Specifying { dropDups: true } will delete data from your database. Use with extreme caution.

By default, dropDups is false.

Index Features

TTL Indexes

TTL indexes are special indexes that MongoDB can use to automatically remove documents from a collection after a certain amount of time. This is ideal for some types of information like machine generated event data, logs, and session information that only need to persist in a database for a limited amount of time.

These indexes have the following limitations:

  • Compound indexes are not supported.
  • The indexed field must be a date type.
  • If the field holds an array, and there are multiple date-typed data in the index, the document will expire when the lowest (i.e. earliest) matches the expiration threshold.

Note

TTL indexes expire data by removing documents in a background task that runs every 60 seconds. As a result, the TTL index provides no guarantees that expired documents will not exist in the collection. Consider that:

  • Documents may remain in a collection after they expire and before the background process runs.
  • The duration of the removal operations depend on the workload of your mongod instance.

In all other respects, TTL indexes are normal indexes, and if appropriate, MongoDB can use these indexes to fulfill arbitrary queries.

Geospatial Indexes

MongoDB provides “geospatial indexes” to support location-based and other similar queries in a two dimensional coordinate systems. For example, use geospatial indexes when you need to take a collection of documents that have coordinates, and return a number of options that are “near” a given coordinate pair.

To create a geospatial index, your documents must have a coordinate pair.

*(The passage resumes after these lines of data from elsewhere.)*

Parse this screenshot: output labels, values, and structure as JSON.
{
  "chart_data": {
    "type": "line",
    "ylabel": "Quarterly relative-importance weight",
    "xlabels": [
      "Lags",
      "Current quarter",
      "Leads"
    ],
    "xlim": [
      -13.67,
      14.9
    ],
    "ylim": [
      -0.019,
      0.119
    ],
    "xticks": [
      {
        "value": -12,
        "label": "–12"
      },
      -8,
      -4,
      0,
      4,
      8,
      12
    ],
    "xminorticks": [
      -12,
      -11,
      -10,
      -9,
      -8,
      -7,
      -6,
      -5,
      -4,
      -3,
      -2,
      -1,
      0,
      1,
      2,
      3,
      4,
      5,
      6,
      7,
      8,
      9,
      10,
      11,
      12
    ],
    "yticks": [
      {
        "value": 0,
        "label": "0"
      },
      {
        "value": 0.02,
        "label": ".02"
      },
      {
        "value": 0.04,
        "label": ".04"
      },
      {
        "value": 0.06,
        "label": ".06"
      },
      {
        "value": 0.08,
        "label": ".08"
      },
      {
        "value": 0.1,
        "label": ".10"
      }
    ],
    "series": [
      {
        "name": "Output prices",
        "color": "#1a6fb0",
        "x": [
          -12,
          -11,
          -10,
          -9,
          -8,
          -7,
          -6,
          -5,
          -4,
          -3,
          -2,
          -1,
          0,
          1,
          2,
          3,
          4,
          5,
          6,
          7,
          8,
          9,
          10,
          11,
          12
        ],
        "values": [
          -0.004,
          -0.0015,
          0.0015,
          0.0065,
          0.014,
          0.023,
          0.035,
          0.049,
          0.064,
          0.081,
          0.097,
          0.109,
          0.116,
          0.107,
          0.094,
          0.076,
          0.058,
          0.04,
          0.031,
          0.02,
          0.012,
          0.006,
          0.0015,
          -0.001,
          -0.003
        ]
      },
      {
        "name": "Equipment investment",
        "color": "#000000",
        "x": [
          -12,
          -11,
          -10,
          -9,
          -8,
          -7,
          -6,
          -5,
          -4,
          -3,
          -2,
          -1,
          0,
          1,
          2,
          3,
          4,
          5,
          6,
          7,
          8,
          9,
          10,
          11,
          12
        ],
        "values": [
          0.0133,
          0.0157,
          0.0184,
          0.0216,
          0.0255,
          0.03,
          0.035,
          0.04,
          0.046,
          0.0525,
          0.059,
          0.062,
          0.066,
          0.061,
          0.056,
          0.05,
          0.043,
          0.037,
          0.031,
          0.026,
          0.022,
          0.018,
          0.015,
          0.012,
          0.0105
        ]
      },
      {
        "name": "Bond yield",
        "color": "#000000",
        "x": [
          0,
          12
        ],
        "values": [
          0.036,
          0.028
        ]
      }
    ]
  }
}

For maximum compatibility, these coordinate pairs should be in the form of a two element array, such as [ x , y ]. Given the field of loc, that held a coordinate pair, in the collection places, you would create a geospatial index as follows:

db.places.ensureIndex( { loc : "2d" } )

MongoDB will reject documents that have values in the loc field beyond the minimum and maximum values.

Note

MongoDB permits only one geospatial index per collection. Although, MongoDB will allow clients to create multiple geospatial indexes, a single query can use only one index.

See the $near, and the database command geoNear for more information on accessing geospatial data.

Geohaystack Indexes

In addition to conventional geospatial indexes, MongoDB also provides a bucket-based geospatial index, called “geospatial haystack indexes.” These indexes support high performance queries for locations within a small area, when the query must filter along another dimension.

Example

If you need to return all documents that have coordinates within 25 miles of a given point and have a type field value of “museum,” a haystack index would be provide the best support for these queries.

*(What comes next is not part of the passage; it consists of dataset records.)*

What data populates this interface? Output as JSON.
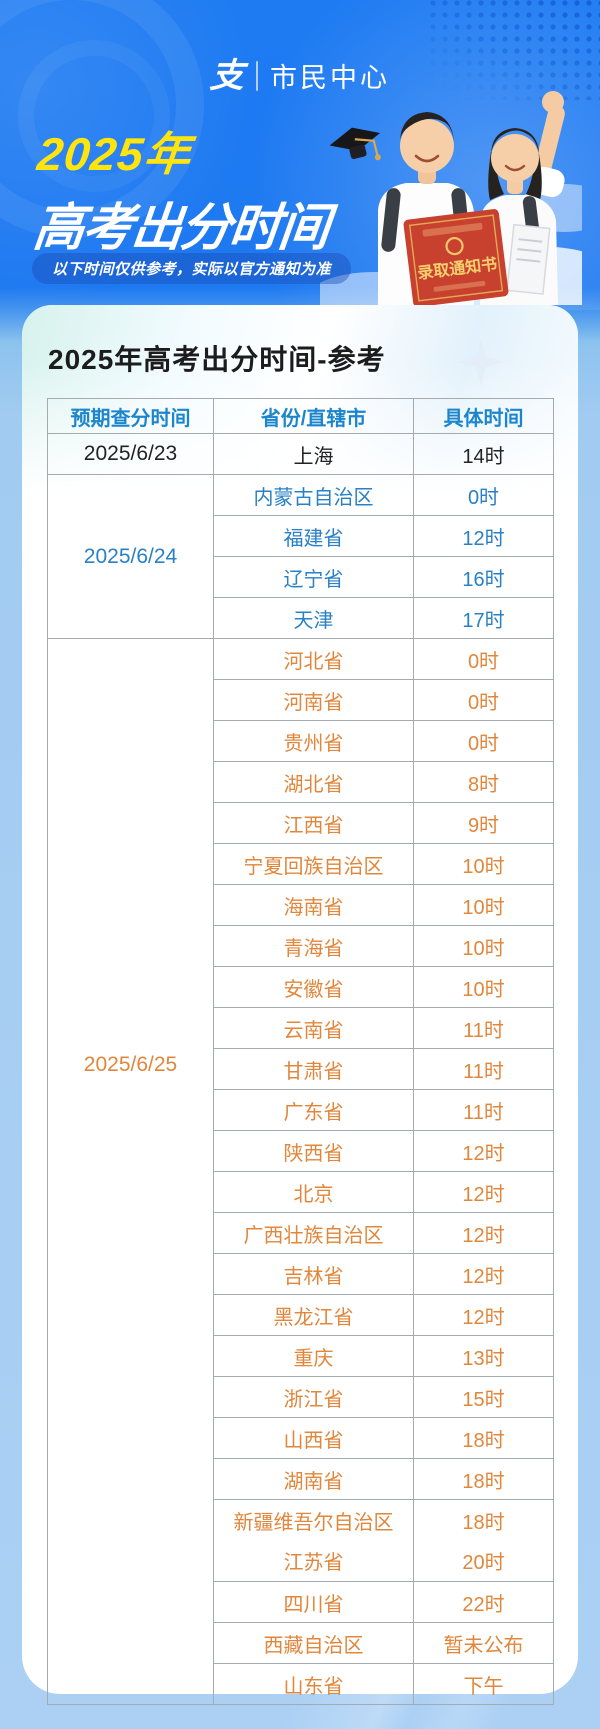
{
  "brand": {
    "logo_glyph": "支",
    "name": "市民中心"
  },
  "hero": {
    "title_year": "2025年",
    "title_main": "高考出分时间",
    "disclaimer": "以下时间仅供参考，实际以官方通知为准",
    "diploma_label": "录取通知书"
  },
  "card": {
    "title": "2025年高考出分时间-参考"
  },
  "table": {
    "headers": [
      "预期查分时间",
      "省份/直辖市",
      "具体时间"
    ],
    "groups": [
      {
        "date": "2025/6/23",
        "theme": "dark",
        "rows": [
          {
            "province": "上海",
            "time": "14时"
          }
        ]
      },
      {
        "date": "2025/6/24",
        "theme": "blue",
        "rows": [
          {
            "province": "内蒙古自治区",
            "time": "0时"
          },
          {
            "province": "福建省",
            "time": "12时"
          },
          {
            "province": "辽宁省",
            "time": "16时"
          },
          {
            "province": "天津",
            "time": "17时"
          }
        ]
      },
      {
        "date": "2025/6/25",
        "theme": "orange",
        "date_offset_pct": 40,
        "rows": [
          {
            "province": "河北省",
            "time": "0时"
          },
          {
            "province": "河南省",
            "time": "0时"
          },
          {
            "province": "贵州省",
            "time": "0时"
          },
          {
            "province": "湖北省",
            "time": "8时"
          },
          {
            "province": "江西省",
            "time": "9时"
          },
          {
            "province": "宁夏回族自治区",
            "time": "10时"
          },
          {
            "province": "海南省",
            "time": "10时"
          },
          {
            "province": "青海省",
            "time": "10时"
          },
          {
            "province": "安徽省",
            "time": "10时"
          },
          {
            "province": "云南省",
            "time": "11时"
          },
          {
            "province": "甘肃省",
            "time": "11时"
          },
          {
            "province": "广东省",
            "time": "11时"
          },
          {
            "province": "陕西省",
            "time": "12时"
          },
          {
            "province": "北京",
            "time": "12时"
          },
          {
            "province": "广西壮族自治区",
            "time": "12时"
          },
          {
            "province": "吉林省",
            "time": "12时"
          },
          {
            "province": "黑龙江省",
            "time": "12时"
          },
          {
            "province": "重庆",
            "time": "13时"
          },
          {
            "province": "浙江省",
            "time": "15时"
          },
          {
            "province": "山西省",
            "time": "18时"
          },
          {
            "province": "湖南省",
            "time": "18时"
          },
          {
            "merged": [
              {
                "province": "新疆维吾尔自治区",
                "time": "18时"
              },
              {
                "province": "江苏省",
                "time": "20时"
              }
            ]
          },
          {
            "province": "四川省",
            "time": "22时"
          },
          {
            "province": "西藏自治区",
            "time": "暂未公布"
          },
          {
            "province": "山东省",
            "time": "下午"
          }
        ]
      }
    ]
  },
  "colors": {
    "theme_dark": "#232323",
    "theme_blue": "#2a80c5",
    "theme_orange": "#e0873c",
    "header_text": "#1c86cd",
    "title_yellow": "#ffe40e",
    "hero_blue": "#1e7bf2",
    "page_light_blue": "#a8cef3",
    "diploma_red": "#c8402e",
    "diploma_gold": "#f7cf6f"
  }
}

Haystack indexes allow you to tune your bucket size to the distribution of your data, so that in general you search only very small regions of 2d space for a particular kind of document. These indexes are not suited for finding the closest documents to a particular location, when the closest documents are far away compared to bucket size.

Index Behaviors and Limitations

Be aware of the following behaviors and limitations:

  • A collection may have no more than 64 indexes.

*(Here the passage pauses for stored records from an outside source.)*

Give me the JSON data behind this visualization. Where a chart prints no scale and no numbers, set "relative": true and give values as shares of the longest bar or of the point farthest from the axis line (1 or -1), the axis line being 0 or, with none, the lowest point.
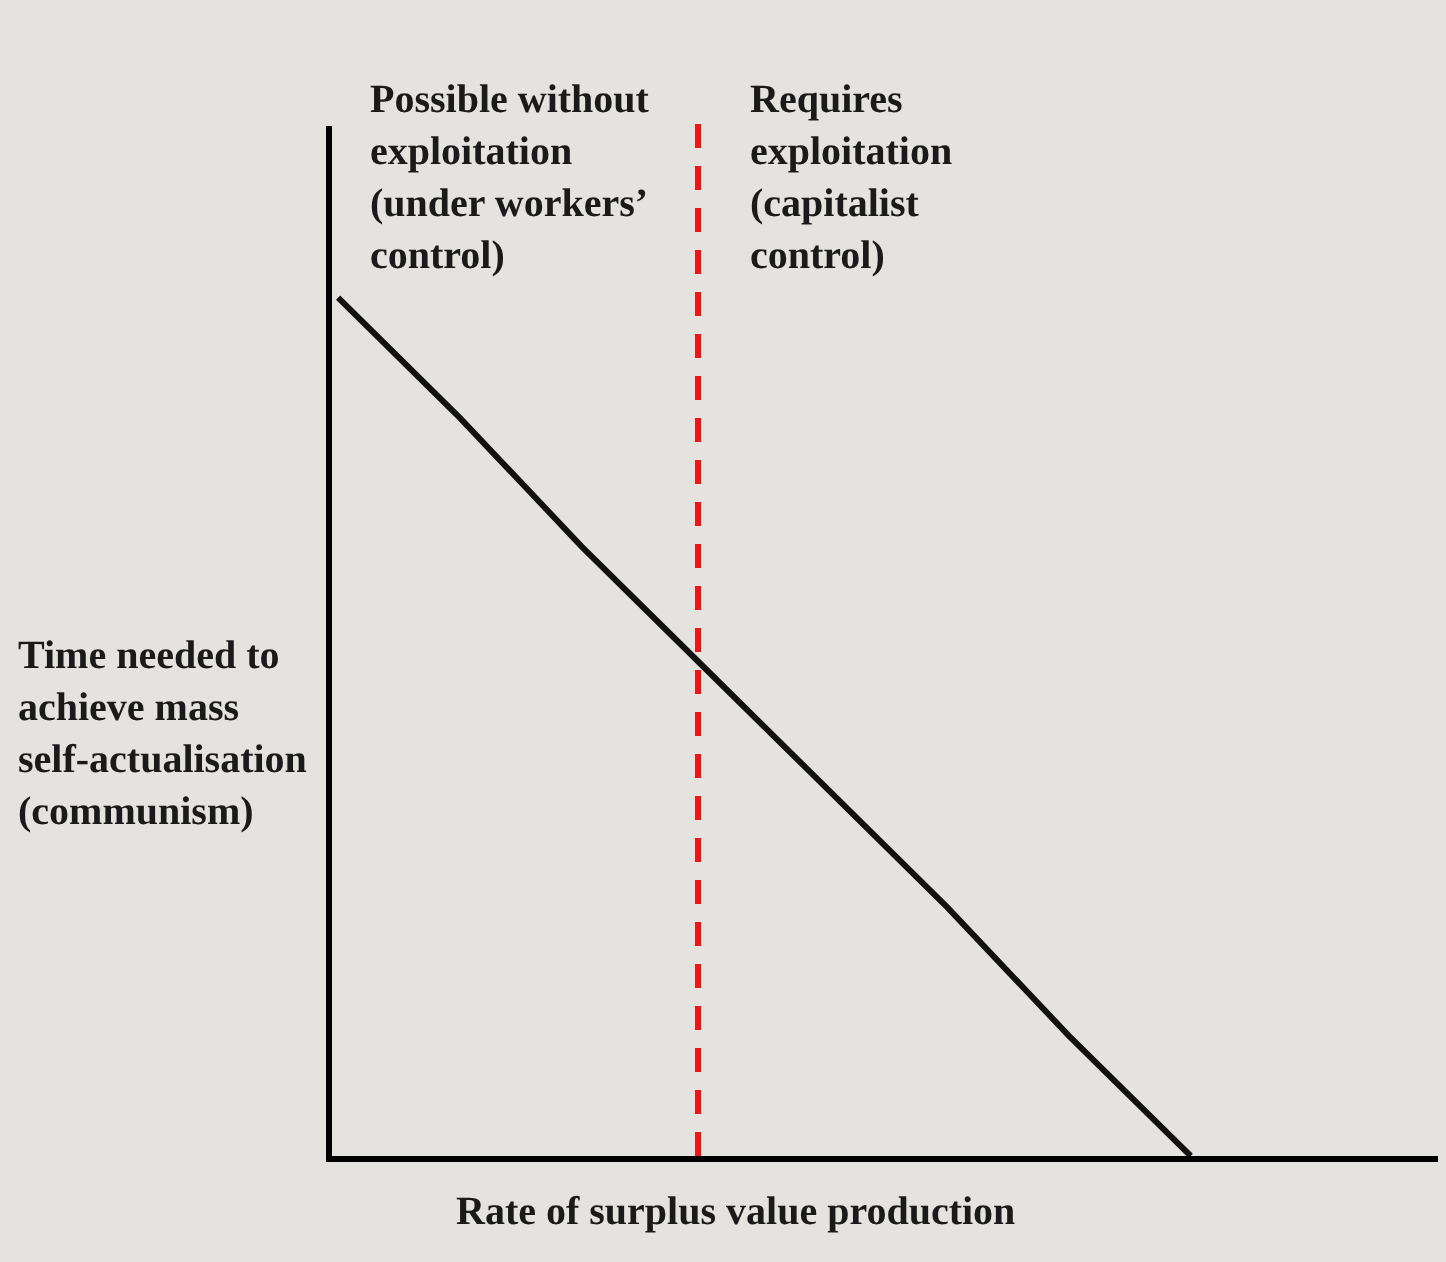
{
  "chart_data": {
    "type": "line",
    "relative": true,
    "categories": [
      null,
      null,
      null,
      null,
      null,
      null,
      null,
      null,
      null,
      null
    ],
    "values": [
      1,
      0.86,
      0.71,
      0.57,
      0.43,
      0.29,
      0.14,
      0,
      null,
      null
    ],
    "color": "#111111",
    "xlabel": "Rate of surplus value production",
    "ylabel": "Time needed to achieve mass self-actualisation (communism)",
    "annotations": [
      "Possible without exploitation (under workers’ control)",
      "Requires exploitation (capitalist control)"
    ],
    "grid": false,
    "marker": "none",
    "line_style": "solid"
  }
}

  • Index keys can be no larger than 1024 bytes.

    Documents with fields that have values greater than this size cannot be indexed.

    To query for documents that were too large to index, you can use a command similar to the following:

    db.myCollection.find({<key>: <value too large to index>}).hint({$natural: 1})
    
  • The name of an index, including the namespace must be shorter than 128 characters.

  • Indexes have storage requirements, and impacts insert/update speed to some degree.

  • Create indexes to support queries and other operations, but do not maintain indexes that your MongoDB instance cannot or will not use.

  • For queries with the $or operator, each clause of an $or query executes in parallel, and can each use a different index.

  • For queries that use the sort() method and use the $or operator, the query cannot use the indexes on the $or fields.

  • 2d geospatial queries do not support queries that use the $or operator.